Il est des nostalgies vivantes et des héros de maintenant et de toujours, ainsi les coureurs cyclistes  et ce barbichu de 25 ans qui serre le poing en haut de la une de l'Equipe, Julian Alaphilippe a remporté hier la flèche wallonne qu'il regardait l'an derier à la télévision, après une opération lourde pour nettoyer une rotule... Vive le vélo donc.... Lisez aussi, sur le site de l'Equipe, les chouettes portraits de Guillaume Martin, lui aussi cycliste professionnel de 24 ans, mais aussi philosophe, qui dit ceci, «Nietzsche pourrait être considéré comme le père du sport moderne.
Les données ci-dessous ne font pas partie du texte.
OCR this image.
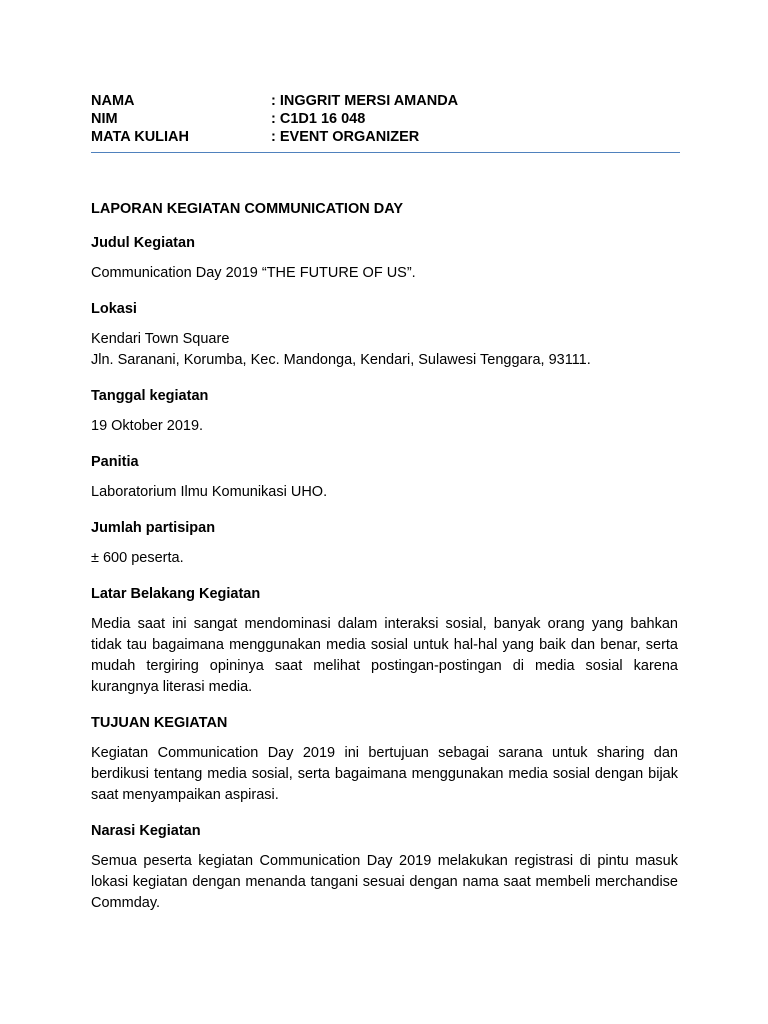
NAMA	: INGGRIT MERSI AMANDA
NIM	: C1D1 16 048
MATA KULIAH	: EVENT ORGANIZER
LAPORAN KEGIATAN COMMUNICATION DAY
Judul Kegiatan
Communication Day 2019 “THE FUTURE OF US”.
Lokasi
Kendari Town Square
Jln. Saranani, Korumba, Kec. Mandonga, Kendari, Sulawesi Tenggara, 93111.
Tanggal kegiatan
19 Oktober 2019.
Panitia
Laboratorium Ilmu Komunikasi UHO.
Jumlah partisipan
± 600 peserta.
Latar Belakang Kegiatan
Media saat ini sangat mendominasi dalam interaksi sosial, banyak orang yang bahkan tidak tau bagaimana menggunakan media sosial untuk hal-hal yang baik dan benar, serta mudah tergiring opininya saat melihat postingan-postingan di media sosial karena kurangnya literasi media.
TUJUAN KEGIATAN
Kegiatan Communication Day 2019 ini bertujuan sebagai sarana untuk sharing dan berdikusi tentang media sosial, serta bagaimana menggunakan media sosial dengan bijak saat menyampaikan aspirasi.
Narasi Kegiatan
Semua peserta kegiatan Communication Day 2019 melakukan registrasi di pintu masuk lokasi kegiatan dengan menanda tangani sesuai dengan nama saat membeli merchandise Commday.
Il est contemporain de Coubertin, mais propose une philosophie du sport moins hypocrite. L'important pour moi, ce n'est pas de participer. C'est ce qu'écrit Nietzsche dans Ainsi parlait Zarathoustra : “Je ne vous conseille pas la paix mais la victoire.” 

Le cycliste est nietzschéen mais l'imbécilité nous guette. 

On voit un autre cycliste dans La Dépêche et la Provence, Clément Delcros a 18 ans, il s'entrainait mardi soir du côté de Toulouse quand il a croisé une voiture en descendant une côte. "J'ai entendu une détonation et tout de suite une grosse brulure à l'épaule"... On lui avait tiré dessus. Clément Delcros va reprendre l'entrainement dans quelques jours, avec la balle toujours dans l'épaule, "ce n'est pas une grosse gêne, j'ai presque le sourire", c’est dans la Provence, il est dans nos coeurs.